Das Zweite, bei dem wir auseinanderliegen, ist der Zeitpunkt, wann das eintritt. Sie und die Koalition erzählen hier, wie viel Zeit wir dafür haben. Aber - dass wir das nicht gleich am Anfang gemacht haben, da bin ich gern bei Ihnen - die Zeit läuft uns davon.

(Beifall bei der LINKEN)

Das Zweite, was ich von hier aus noch einmal klarstellen will, ist, dass wir, wie wir das an anderer Stelle auch schon hatten, nicht bewusst Missverständnisse - damit meine ich weniger Sie, sondern mehr die Kollegen neben Ihnen - in die Debatten hineintragen.

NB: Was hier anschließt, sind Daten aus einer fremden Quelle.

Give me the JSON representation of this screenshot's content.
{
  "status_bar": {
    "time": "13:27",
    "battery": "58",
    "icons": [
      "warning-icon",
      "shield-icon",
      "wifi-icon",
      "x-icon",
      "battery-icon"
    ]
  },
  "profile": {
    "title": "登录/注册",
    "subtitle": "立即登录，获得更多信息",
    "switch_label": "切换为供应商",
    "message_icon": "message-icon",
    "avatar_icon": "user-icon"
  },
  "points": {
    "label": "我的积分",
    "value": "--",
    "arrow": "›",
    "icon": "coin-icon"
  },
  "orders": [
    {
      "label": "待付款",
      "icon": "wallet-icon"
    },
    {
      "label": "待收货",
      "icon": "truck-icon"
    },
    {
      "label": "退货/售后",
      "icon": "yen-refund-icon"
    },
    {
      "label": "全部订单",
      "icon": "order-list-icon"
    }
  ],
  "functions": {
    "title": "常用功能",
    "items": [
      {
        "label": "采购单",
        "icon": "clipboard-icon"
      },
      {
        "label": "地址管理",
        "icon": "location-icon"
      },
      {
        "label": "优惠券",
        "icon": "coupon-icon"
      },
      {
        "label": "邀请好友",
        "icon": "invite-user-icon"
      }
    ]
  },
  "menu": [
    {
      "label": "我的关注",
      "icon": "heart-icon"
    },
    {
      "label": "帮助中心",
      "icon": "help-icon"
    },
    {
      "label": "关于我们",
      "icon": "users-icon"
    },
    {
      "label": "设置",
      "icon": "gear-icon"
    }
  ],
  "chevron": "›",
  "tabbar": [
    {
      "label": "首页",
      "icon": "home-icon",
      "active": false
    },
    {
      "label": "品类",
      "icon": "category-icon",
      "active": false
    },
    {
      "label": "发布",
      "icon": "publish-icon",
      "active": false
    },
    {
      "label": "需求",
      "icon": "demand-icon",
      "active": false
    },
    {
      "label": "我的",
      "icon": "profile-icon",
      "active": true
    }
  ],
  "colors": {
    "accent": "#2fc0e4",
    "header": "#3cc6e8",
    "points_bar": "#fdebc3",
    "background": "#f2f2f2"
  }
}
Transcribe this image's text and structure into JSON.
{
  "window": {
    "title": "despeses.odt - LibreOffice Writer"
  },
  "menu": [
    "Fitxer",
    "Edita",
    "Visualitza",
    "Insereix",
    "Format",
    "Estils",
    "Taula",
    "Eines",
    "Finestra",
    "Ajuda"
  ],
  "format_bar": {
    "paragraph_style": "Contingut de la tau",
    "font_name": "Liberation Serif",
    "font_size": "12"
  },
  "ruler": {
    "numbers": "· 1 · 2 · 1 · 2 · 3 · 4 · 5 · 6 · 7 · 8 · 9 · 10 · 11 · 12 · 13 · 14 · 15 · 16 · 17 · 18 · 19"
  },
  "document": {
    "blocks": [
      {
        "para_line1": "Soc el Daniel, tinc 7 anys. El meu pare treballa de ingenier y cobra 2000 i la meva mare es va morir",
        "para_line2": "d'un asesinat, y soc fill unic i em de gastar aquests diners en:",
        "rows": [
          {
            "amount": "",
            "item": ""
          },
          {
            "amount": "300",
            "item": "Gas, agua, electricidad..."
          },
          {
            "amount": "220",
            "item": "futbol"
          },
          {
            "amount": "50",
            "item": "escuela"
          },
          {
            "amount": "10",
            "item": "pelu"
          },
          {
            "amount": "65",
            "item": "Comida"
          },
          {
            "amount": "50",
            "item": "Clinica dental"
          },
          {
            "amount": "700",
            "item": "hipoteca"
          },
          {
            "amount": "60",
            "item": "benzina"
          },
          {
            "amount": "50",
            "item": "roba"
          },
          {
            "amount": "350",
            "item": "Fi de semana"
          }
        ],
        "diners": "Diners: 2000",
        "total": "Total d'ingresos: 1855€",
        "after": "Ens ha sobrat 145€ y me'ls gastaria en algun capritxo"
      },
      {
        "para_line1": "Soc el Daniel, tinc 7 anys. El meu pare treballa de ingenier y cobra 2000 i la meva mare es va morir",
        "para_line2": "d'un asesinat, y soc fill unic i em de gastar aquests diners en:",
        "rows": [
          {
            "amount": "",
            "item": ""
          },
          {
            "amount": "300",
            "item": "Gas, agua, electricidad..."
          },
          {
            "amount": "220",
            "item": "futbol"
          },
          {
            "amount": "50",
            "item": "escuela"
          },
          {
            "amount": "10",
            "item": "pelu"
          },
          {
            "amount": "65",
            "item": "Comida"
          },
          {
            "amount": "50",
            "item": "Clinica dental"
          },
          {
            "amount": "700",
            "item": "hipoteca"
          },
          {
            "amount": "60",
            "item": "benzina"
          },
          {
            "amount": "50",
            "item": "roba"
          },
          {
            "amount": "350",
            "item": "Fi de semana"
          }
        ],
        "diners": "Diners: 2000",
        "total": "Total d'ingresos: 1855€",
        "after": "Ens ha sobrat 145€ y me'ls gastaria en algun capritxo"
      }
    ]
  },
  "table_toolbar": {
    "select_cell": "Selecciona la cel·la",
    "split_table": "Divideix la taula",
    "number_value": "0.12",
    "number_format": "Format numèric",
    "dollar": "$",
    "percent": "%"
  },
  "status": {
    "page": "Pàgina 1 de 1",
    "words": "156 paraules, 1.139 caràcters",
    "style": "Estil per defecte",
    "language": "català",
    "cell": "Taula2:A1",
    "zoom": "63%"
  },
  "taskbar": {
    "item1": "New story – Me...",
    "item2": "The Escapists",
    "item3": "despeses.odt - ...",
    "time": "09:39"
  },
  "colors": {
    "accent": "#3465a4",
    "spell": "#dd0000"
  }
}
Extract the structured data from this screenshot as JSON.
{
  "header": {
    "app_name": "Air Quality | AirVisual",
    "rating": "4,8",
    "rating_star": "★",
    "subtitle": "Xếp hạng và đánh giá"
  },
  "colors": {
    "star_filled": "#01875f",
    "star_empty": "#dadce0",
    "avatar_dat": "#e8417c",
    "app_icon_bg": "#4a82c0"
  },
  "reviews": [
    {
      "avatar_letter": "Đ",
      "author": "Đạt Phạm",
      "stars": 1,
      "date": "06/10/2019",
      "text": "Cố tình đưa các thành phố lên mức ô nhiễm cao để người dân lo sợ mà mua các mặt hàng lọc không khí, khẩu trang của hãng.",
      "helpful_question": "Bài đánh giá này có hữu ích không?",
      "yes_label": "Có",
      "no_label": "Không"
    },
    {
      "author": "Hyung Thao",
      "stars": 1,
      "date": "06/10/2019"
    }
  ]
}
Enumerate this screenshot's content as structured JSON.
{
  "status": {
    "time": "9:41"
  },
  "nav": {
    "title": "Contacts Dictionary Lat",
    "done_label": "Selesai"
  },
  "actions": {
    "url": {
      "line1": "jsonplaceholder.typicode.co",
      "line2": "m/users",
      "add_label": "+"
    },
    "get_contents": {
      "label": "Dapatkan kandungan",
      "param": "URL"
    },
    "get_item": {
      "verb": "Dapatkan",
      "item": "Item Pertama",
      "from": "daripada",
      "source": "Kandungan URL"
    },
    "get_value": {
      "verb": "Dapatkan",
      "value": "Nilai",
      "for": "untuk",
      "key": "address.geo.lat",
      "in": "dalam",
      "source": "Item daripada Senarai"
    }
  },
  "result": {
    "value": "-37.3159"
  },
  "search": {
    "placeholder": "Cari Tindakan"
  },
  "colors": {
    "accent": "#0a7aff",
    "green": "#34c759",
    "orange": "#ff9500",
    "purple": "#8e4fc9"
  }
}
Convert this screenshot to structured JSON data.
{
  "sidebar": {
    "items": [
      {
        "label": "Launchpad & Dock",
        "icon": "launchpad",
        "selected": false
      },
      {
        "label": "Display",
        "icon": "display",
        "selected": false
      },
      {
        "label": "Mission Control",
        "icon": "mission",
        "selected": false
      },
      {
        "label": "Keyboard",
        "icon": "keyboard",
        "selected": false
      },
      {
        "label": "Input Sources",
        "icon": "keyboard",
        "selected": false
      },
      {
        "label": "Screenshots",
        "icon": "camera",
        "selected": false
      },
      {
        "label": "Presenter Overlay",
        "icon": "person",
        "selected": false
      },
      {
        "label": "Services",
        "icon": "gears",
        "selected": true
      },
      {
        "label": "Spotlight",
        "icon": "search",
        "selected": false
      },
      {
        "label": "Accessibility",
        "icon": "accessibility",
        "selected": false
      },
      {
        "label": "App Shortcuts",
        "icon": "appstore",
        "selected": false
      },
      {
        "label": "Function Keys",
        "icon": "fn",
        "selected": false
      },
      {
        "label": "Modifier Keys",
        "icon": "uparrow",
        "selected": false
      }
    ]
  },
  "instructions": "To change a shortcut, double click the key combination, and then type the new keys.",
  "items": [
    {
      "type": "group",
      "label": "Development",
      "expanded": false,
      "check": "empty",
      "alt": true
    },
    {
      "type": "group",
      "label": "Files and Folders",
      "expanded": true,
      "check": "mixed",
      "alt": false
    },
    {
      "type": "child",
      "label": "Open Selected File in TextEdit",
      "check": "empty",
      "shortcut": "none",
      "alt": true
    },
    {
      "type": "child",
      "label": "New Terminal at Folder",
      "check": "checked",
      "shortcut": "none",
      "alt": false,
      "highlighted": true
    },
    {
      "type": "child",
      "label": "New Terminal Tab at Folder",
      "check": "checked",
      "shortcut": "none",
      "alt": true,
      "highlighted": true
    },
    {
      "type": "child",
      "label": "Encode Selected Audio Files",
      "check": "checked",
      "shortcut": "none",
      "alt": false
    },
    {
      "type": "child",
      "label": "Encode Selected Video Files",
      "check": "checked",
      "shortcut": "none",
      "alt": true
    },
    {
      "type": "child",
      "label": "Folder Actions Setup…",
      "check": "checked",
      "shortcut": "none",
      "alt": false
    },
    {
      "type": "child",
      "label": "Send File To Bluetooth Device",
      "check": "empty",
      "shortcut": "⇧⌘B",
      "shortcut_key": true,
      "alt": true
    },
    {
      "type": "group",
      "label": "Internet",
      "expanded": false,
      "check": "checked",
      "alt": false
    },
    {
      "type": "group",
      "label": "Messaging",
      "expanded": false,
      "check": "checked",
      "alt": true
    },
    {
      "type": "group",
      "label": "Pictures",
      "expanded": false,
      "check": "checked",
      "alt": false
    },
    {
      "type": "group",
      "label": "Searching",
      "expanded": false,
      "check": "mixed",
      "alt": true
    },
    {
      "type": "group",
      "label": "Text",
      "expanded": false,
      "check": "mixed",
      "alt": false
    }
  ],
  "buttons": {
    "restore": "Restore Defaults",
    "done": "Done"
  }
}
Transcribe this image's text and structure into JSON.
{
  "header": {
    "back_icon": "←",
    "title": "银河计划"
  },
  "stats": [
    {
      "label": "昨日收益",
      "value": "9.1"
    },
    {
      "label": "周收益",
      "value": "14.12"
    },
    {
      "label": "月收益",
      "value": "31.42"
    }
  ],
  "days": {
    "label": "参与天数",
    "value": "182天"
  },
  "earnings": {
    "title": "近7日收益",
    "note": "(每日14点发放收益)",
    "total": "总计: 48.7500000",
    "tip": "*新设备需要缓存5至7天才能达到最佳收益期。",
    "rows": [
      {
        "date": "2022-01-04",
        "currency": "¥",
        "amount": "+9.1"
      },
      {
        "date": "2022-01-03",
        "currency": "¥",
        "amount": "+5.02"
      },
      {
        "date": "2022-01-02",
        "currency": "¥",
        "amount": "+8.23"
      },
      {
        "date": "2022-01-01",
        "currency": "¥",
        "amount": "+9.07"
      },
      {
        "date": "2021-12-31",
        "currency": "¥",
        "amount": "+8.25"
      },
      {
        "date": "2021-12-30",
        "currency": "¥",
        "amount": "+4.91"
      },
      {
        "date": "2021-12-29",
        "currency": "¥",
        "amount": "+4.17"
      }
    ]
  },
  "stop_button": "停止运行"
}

Es gibt keine vernünftige Alternative zu grundständiger Ausbildung. Kein Mensch redet Seiteneinsteiger herbei. Aber wir haben es nicht getan und wir tun es auch jetzt nicht, wir tun jetzt auch zu wenig. Sowohl der Aufwuchs an den Hochschulen, über den diskutiert wird, als auch der Aufwuchs in den Seminaren sind die berühmten Schritte in die richtige Richtung, aber sie sind schon jetzt zu spät und sie sind auch zu klein.

(Beifall bei der LINKEN)

Jetzt will ich versuchen, ein bestimmtes Wort zu vermeiden. Dieser Gesetzentwurf steht am Beginn einer Reihe von Notmaßnahmen. Wir werden noch einiges beschließen. Wir müssen das jetzt aus der Not heraus tun. Die Not ist vorher entstanden, das habe ich Ihnen immer zugestanden; aber sie entsteht auch jetzt. Sie ist nicht nur in der Vergangenheit entstanden, sie entsteht auch durch heutige Fehlentscheidungen.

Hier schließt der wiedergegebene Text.